Senior Life: City plans a senior-friendly future

The City’s Commission on Affairs of the Elderly has recently launched the “Age Friendly Boston” initiative, aimed at making transportation, public meetings and public spaces more accessible and respectful to Boston’s older denizens. It all ties into the City’s coordinated development of improvements for the future Boston of 2030.

“Mayor Walsh is committed to Boston becoming an age-friendly city,” Andrea Burns, director of the initiative, told the Gazette last month.

“We’re looking at the trends,” she said. “The demographic trends of increasing urbanization and the aging of the population provide a framework for looking at your own city.”

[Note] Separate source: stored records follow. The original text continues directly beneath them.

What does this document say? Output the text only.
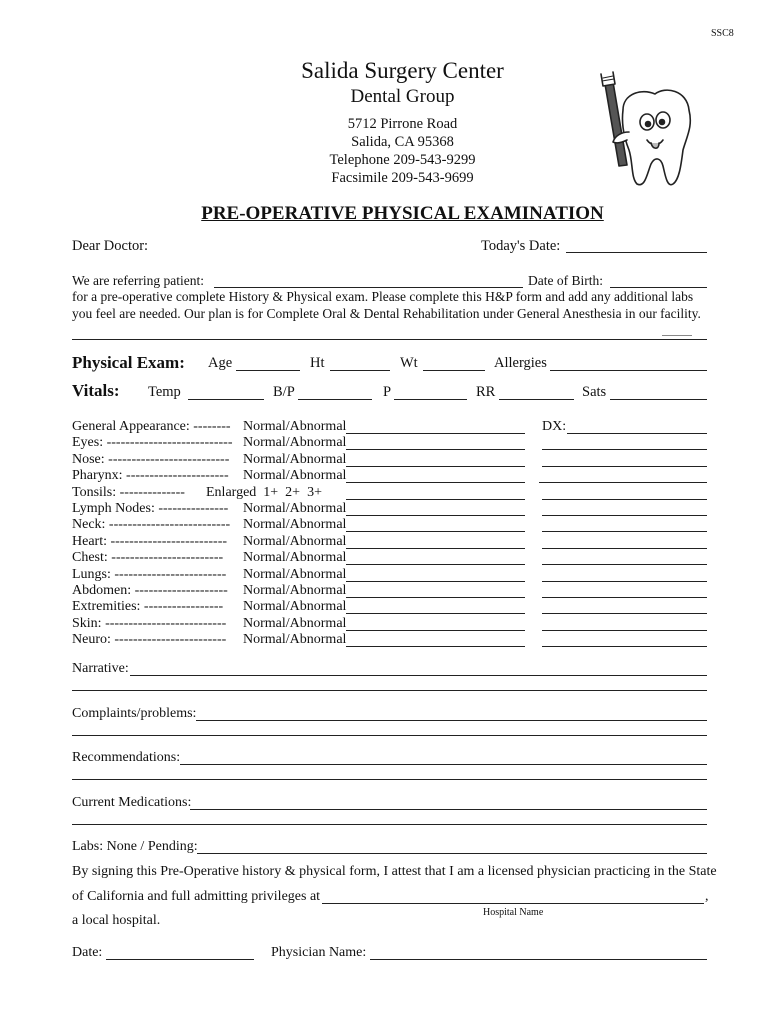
SSC8
Salida Surgery Center
Dental Group
5712 Pirrone Road
Salida, CA 95368
Telephone 209-543-9299
Facsimile 209-543-9699
PRE-OPERATIVE PHYSICAL EXAMINATION
Dear Doctor:	Today's Date:
We are referring patient:	Date of Birth:
for a pre-operative complete History & Physical exam. Please complete this H&P form and add any additional labs
you feel are needed. Our plan is for Complete Oral & Dental Rehabilitation under General Anesthesia in our facility.
Physical Exam: Age	Ht	Wt	Allergies
Vitals: Temp	B/P	P	RR	Sats
DX:
General Appearance: -------- Normal/Abnormal
Eyes: --------------------------- Normal/Abnormal
Nose: -------------------------- Normal/Abnormal
Pharynx: ---------------------- Normal/Abnormal
Tonsils: -------------- Enlarged  1+  2+  3+
Lymph Nodes: --------------- Normal/Abnormal
Neck: -------------------------- Normal/Abnormal
Heart: ------------------------- Normal/Abnormal
Chest: ------------------------ Normal/Abnormal
Lungs: ------------------------ Normal/Abnormal
Abdomen: -------------------- Normal/Abnormal
Extremities: ----------------- Normal/Abnormal
Skin: -------------------------- Normal/Abnormal
Neuro: ------------------------ Normal/Abnormal
Narrative:
Complaints/problems:
Recommendations:
Current Medications:
Labs: None / Pending:
By signing this Pre-Operative history & physical form, I attest that I am a licensed physician practicing in the State
of California and full admitting privileges at	,
Hospital Name
a local hospital.
Date:	Physician Name:
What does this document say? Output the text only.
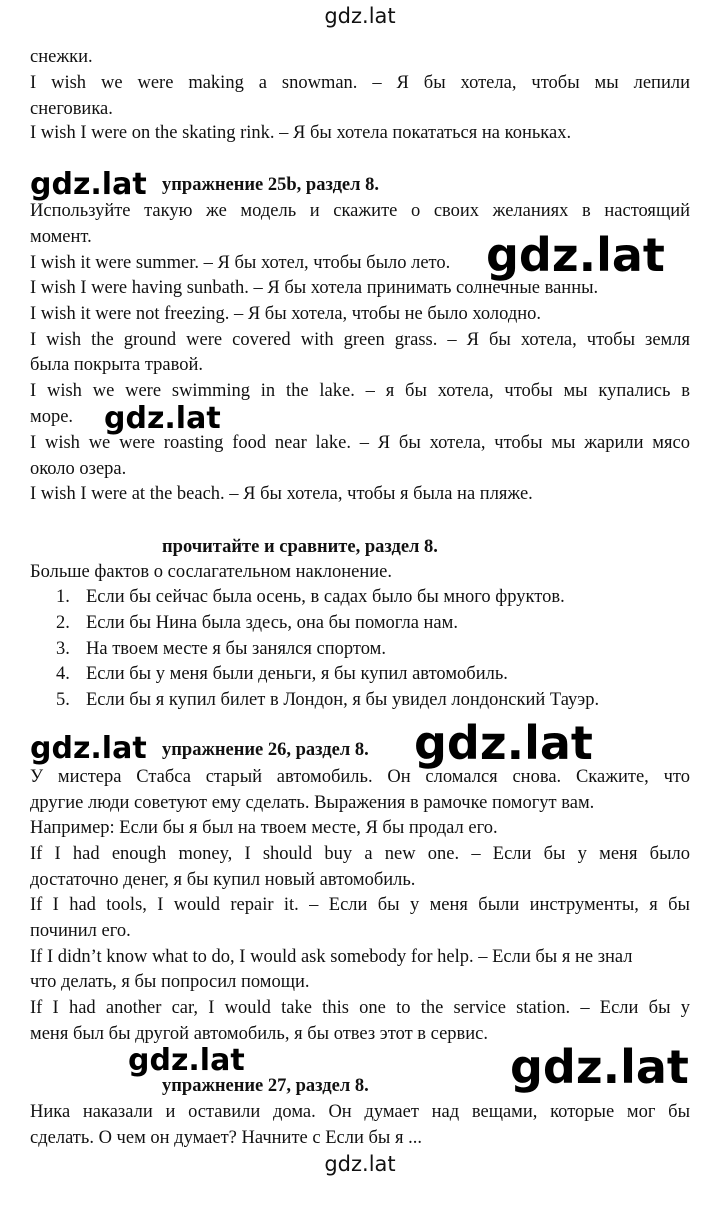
gdz.lat
снежки.
I wish we were making a snowman. – Я бы хотела, чтобы мы лепили
снеговика.
I wish I were on the skating rink. – Я бы хотела покататься на коньках.
упражнение 25b, раздел 8.
Используйте такую же модель и скажите о своих желаниях в настоящий
момент.
I wish it were summer. – Я бы хотел, чтобы было лето.
I wish I were having sunbath. – Я бы хотела принимать солнечные ванны.
I wish it were not freezing. – Я бы хотела, чтобы не было холодно.
I wish the ground were covered with green grass. – Я бы хотела, чтобы земля
была покрыта травой.
I wish we were swimming in the lake. – я бы хотела, чтобы мы купались в
море.
I wish we were roasting food near lake. – Я бы хотела, чтобы мы жарили мясо
около озера.
I wish I were at the beach. – Я бы хотела, чтобы я была на пляже.
прочитайте и сравните, раздел 8.
Больше фактов о сослагательном наклонение.
1. Если бы сейчас была осень, в садах было бы много фруктов.
2. Если бы Нина была здесь, она бы помогла нам.
3. На твоем месте я бы занялся спортом.
4. Если бы у меня были деньги, я бы купил автомобиль.
5. Если бы я купил билет в Лондон, я бы увидел лондонский Тауэр.
упражнение 26, раздел 8.
У мистера Стабса старый автомобиль. Он сломался снова. Скажите, что
другие люди советуют ему сделать. Выражения в рамочке помогут вам.
Например: Если бы я был на твоем месте, Я бы продал его.
If I had enough money, I should buy a new one. – Если бы у меня было
достаточно денег, я бы купил новый автомобиль.
If I had tools, I would repair it. – Если бы у меня были инструменты, я бы
починил его.
If I didn’t know what to do, I would ask somebody for help. – Если бы я не знал
что делать, я бы попросил помощи.
If I had another car, I would take this one to the service station. – Если бы у
меня был бы другой автомобиль, я бы отвез этот в сервис.
упражнение 27, раздел 8.
Ника наказали и оставили дома. Он думает над вещами, которые мог бы
сделать. О чем он думает? Начните с Если бы я ...
gdz.lat
gdz.lat
gdz.lat
gdz.lat	gdz.lat
gdz.lat	gdz.lat
gdz.lat
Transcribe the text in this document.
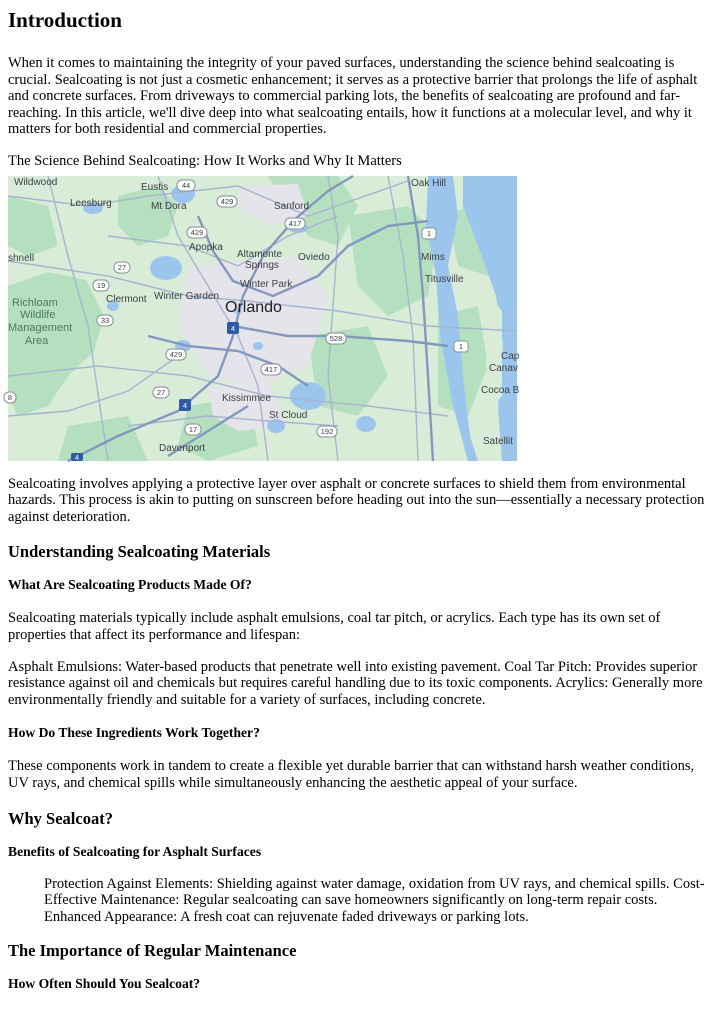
Introduction

When it comes to maintaining the integrity of your paved surfaces, understanding the science behind sealcoating is crucial. Sealcoating is not just a cosmetic enhancement; it serves as a protective barrier that prolongs the life of asphalt and concrete surfaces. From driveways to commercial parking lots, the benefits of sealcoating are profound and far-reaching. In this article, we'll dive deep into what sealcoating entails, how it functions at a molecular level, and why it matters for both residential and commercial properties.

The Science Behind Sealcoating: How It Works and Why It Matters

Wildwood	Eustis
Leesburg	Mt Dora	Sanford
Oak Hill
Apopka
Altamonte
Springs
Oviedo	Mims
shnell
Winter Park	Titusville
Richloam
Wildlife
Management
Area
Clermont Winter Garden
Orlando
Cap
Canav
Kissimmee
Cocoa B
St Cloud
Satellit
Davenport
44
429
417
429
27
19
1
33
528
1
429
417
27
4
192
17
4
4
8

Sealcoating involves applying a protective layer over asphalt or concrete surfaces to shield them from environmental hazards. This process is akin to putting on sunscreen before heading out into the sun—essentially a necessary protection against deterioration.

Understanding Sealcoating Materials
What Are Sealcoating Products Made Of?

Sealcoating materials typically include asphalt emulsions, coal tar pitch, or acrylics. Each type has its own set of properties that affect its performance and lifespan:

Asphalt Emulsions: Water-based products that penetrate well into existing pavement. Coal Tar Pitch: Provides superior resistance against oil and chemicals but requires careful handling due to its toxic components. Acrylics: Generally more environmentally friendly and suitable for a variety of surfaces, including concrete.

How Do These Ingredients Work Together?

These components work in tandem to create a flexible yet durable barrier that can withstand harsh weather conditions, UV rays, and chemical spills while simultaneously enhancing the aesthetic appeal of your surface.

Why Sealcoat?
Benefits of Sealcoating for Asphalt Surfaces

Protection Against Elements: Shielding against water damage, oxidation from UV rays, and chemical spills. Cost-Effective Maintenance: Regular sealcoating can save homeowners significantly on long-term repair costs. Enhanced Appearance: A fresh coat can rejuvenate faded driveways or parking lots.

The Importance of Regular Maintenance
How Often Should You Sealcoat?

Burns said the City is committed to a five-year process of looking at how age-friendly various aspects of life in Boston are, including: transportation; public spaces and buildings; respect and social inclusion; civil engagement; employment; and community services and support.

“We’re talking to a lot of older residents throughout the neighborhoods,” Burns said. “With that information, we will begin drafting an action plan.”

The Commission is in the process of setting up meetings around the City’s neighborhoods “right now,” Burns said, as well as enlisting the City Hall To Go truck, which will start visiting neighborhoods this month.

“We want to hit every neighborhood if possible,” Burns said. “The first year is dedicated to talking to a lot of people. We’re aiming for about 5,000 older residents from a wide range of ethnicities and a good representation of the neighborhoods.”

A visit to Mission Hill is expected but not yet scheduled.

Commissioner Emily Shea told the Gazette that, “while we’re out there listening and working on our plan, we know there are things we need to be working on.”

The Commission is also working on setting and achieving the City’s housing goals for 2030. That will mean creating at least 5,000 new units of affordable housing just for seniors, a task currently in the search for more state funds

Shea said the Commission as a whole is focused on “how can we, as a city, create and maintain programs to support our residents as they age?”

Some examples she cited include adding ramps to sidewalks and making sure taxis are accessible to people with limited mobility.

Commission on Affairs of the Elderly also manages grants given to organizations that provide support services for the elderly. They also provide direct services like the senior shuttle service, which provides some 40,000 rides per year, “mostly to doctors’ appointments,” Shea said.

It is also currently training emergency responders in how to respond to patients with dementia. It also helps people arrange services with City Hall or navigate other services in the community, she added.

The Commission’s website is cityofboston.gov/elderly.

CLARIFICATION: A previous version of this article cited the MBTA shuttle as a city service. The City offers a senior shuttle. The MBTA shuttle is a separate program offered by the state.